Ineffective Health Care for Home Oxygen Therapy

It is difficult for patients and their families who need medical treatment due to illness or sequelae, management of symptoms, recovery of physical function, and maintenance of physical function to incorporate treatment into their daily lives, and it tends to be insufficient to lead the desired life.

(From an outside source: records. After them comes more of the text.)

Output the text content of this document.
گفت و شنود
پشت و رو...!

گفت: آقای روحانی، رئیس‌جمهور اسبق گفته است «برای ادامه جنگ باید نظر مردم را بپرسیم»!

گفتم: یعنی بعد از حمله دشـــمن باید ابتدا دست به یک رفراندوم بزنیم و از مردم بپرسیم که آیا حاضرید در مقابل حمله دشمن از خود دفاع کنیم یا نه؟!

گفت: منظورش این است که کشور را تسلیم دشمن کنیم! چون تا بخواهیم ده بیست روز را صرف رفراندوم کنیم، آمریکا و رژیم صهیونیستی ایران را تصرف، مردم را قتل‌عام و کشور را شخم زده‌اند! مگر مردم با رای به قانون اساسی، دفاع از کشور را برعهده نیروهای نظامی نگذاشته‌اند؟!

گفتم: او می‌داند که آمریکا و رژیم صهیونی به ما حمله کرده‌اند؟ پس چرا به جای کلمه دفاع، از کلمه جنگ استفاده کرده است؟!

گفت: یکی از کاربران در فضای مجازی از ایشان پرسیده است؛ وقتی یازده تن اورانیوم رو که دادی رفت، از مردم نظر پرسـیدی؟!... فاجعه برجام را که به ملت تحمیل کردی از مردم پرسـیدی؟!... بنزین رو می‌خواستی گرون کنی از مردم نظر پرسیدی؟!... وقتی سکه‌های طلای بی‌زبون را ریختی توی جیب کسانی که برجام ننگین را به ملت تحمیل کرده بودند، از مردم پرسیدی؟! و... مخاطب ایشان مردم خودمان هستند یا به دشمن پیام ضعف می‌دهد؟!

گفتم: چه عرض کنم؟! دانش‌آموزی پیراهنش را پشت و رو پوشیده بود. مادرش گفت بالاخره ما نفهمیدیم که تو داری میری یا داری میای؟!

The condition is called “ineffective health care”.

<Differences in how to use “ineffective health maintenance” and “ineffective health management”>
“Ineffective health maintenance” is used for individuals who want to change their unhealthy lifestyle such as overeating, lack of exercise, and smoking, and is used for primary prevention to prevent the onset of illness.
“Ineffective health care” is used for patients who need education on self-management of illness or health condition.

<What is home oxygen therapy?>
Home oxygen therapy is oxygen inhalation at home when oxygen therapy is required due to chronic respiratory failure.
Oxygen supply devices include oxygen concentrators and liquefied oxygen devices.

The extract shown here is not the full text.